Но он не уехал. Не прошло и года, как он женился – не на деревенской женщине, не на местной, а на городской; Маккаслин Эдмондс построил для них дом, выделил Лукасу участки – чтобы он возделывал их, как считает нужным и покуда живет или остается на этой земле. Потом Маккаслин Эдмондс умер, его сын женился, и в ту весеннюю ночь, когда наводнение отрезало их от мира, родился мальчик Карозерс. Еще в раннем детстве он признал этого черного человека как приложение к женщине, ставшей ему матерью, ибо другой не помнил, – признал так же легко, как черного молочного брата, как отца, ставшего приложением к его жизни. В раннем же детстве стали взаимозаменяемыми два дома: он и его молочный брат спали на одном тюфяке в доме белого и на одной кровати в доме негра, ели одно и то же за одним столом в том и в другом доме – ив доме негра ему больше нравилось, потому что там всегда, даже летом, теплился огонь в очаге, средоточие жизни. И без всяких семейных преданий вошла в него мысль, что его отец и черный отец его молочного брата делали то же самое; он нисколько не сомневался в том, что и у них самые первые воспоминания связаны с одной и той же чернокожей женщиной. Однажды он узнал – не удивившись, не вспомнив, когда и как это стало ему понятно, – что черная женщина ему не мать, и не огорчился; узнал, что его родная мать умерла, и не опечалился. По-прежнему была черная женщина, постоянная, надежная, и черный ее муж, которого он видел не меньше, а то и больше, чем родного отца, и негритянский дом, который он все еще предпочитал родному, – с крепким теплым негритянским духом, с ночным огнем в очаге, не угасавшем и в летнее время. А кроме того, он уже был не дитя. С молочным братом он ездил на лошадях и мулах, у них была своя свора мелких гончих, им обещали через год-другой подарить ружье; жизнь их была наполненной и самодостаточной – как все дети, они нуждались не в понимании и уходили за редуты при малейшем вторжении в их отдельный мир – они хотели только любить, дознаваться, исследовать без помех и чтобы к ним не приставали.

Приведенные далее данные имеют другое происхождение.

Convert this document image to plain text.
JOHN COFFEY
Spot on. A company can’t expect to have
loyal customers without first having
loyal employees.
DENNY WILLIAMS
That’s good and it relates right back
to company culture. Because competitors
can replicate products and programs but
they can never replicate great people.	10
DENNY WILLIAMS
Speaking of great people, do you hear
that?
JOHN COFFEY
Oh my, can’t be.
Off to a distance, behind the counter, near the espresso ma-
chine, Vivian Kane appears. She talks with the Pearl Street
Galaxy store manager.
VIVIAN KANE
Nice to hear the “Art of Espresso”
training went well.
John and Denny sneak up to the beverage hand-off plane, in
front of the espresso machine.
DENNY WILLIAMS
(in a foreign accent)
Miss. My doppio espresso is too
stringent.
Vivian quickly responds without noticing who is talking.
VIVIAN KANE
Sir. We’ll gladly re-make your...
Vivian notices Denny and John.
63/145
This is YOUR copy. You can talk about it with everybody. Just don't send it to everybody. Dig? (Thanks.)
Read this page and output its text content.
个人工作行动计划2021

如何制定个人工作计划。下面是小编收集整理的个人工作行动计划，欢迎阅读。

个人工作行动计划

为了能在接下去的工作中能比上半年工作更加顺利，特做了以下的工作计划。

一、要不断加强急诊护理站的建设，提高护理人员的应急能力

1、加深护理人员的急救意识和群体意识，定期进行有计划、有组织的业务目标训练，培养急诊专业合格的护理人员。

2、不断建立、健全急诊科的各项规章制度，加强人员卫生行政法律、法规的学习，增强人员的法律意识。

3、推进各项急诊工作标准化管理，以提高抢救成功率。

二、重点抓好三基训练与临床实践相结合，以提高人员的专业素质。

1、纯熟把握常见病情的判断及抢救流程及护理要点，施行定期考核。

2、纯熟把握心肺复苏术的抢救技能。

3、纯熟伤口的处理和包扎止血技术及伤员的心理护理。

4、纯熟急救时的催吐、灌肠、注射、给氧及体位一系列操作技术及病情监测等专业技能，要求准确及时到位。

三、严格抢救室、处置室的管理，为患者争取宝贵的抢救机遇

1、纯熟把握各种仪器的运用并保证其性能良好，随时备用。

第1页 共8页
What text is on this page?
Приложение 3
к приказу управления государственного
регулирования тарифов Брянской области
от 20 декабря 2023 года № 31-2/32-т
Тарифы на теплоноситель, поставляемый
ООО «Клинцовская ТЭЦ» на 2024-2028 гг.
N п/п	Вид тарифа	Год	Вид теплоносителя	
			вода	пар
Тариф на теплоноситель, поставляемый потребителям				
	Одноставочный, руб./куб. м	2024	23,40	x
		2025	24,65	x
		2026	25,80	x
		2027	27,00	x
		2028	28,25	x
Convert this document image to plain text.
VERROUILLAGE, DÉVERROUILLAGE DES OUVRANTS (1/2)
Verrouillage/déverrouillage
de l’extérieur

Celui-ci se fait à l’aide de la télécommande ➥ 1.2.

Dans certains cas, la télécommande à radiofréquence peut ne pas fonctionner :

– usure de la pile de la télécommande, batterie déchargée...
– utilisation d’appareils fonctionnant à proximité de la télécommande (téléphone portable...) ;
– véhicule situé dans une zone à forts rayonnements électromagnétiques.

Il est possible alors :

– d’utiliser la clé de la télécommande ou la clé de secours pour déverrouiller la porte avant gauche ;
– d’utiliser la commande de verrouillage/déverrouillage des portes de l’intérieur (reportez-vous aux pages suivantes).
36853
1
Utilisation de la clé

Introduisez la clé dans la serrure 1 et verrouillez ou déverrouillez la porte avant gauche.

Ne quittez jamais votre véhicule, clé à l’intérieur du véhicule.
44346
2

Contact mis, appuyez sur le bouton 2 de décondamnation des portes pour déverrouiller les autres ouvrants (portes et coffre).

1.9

И вот однажды старое родовое проклятье – старая кичливая гордость, порожденная не доблестями, а географической случайностью, произросшая не на чести и мужестве, а на стыде и лиходействе, – настигло и его. Он этого еще не понял. Ему и его молочному брату Генри было по семь лет. Они поужинали у Генри, Молли велела им идти спать – как обычно, в комнату напротив. – и тут он вдруг сказал:
– Я домой.
Давай останемся, – сказал Генри. – Я думал, встанем вместе с папой и пойдем на охоту.
– Оставайся, – ответил он. А сам уже шел к двери. – Я иду домой.
– Ладно, – сказал Генри и пошел за ним.
И он запомнил, как они прошли летним вечером эти полмили до его дома – он шагал быстро, черный мальчик так и не смог с ним поравняться, и в дом вошли гуськом, поднялись по лестнице в комнату, где была кровать и на полу тюфяк, на котором они привыкли спать вместе, и он нарочно раздевался помедленней, чтобы Генри успел раньше лечь на тюфяк. Потом подошел к кровати, лег на нее и напряженно застыл, глядя на темный потолок, а потом услышал, как Генри приподнялся на локте и мирно, с недоумением посмотрел на кровать.
– Тут будешь спать? – спросил Генри. – Ну ладно. Мне на тюфяке неплохо – но могу и здесь, раз ты хочешь.
Генри поднялся, подошел и встал над кроватью, дожидаясь, чтобы белый мальчик подвинулся, а тот негромко, но грубо и с яростью произнес:
– Нет!
Генри не шевелился.
– Значит, не хочешь, чтобы я спал на кровати?
Белый мальчик тоже не шевелился. И не отвечал – напряженно застыв, он лежал на спине и глядел вверх.
– Ладно, – тихим голосом сказал Генри, отошел и снова лег на тюфяк.
Белый мальчик слышал его, невольно прислушивался – напряженно, стиснув зубы, не закрывая глаз, слушал спокойный, мирный голос:
– Я думал, ночь жаркая, внизу холоднее спать бу…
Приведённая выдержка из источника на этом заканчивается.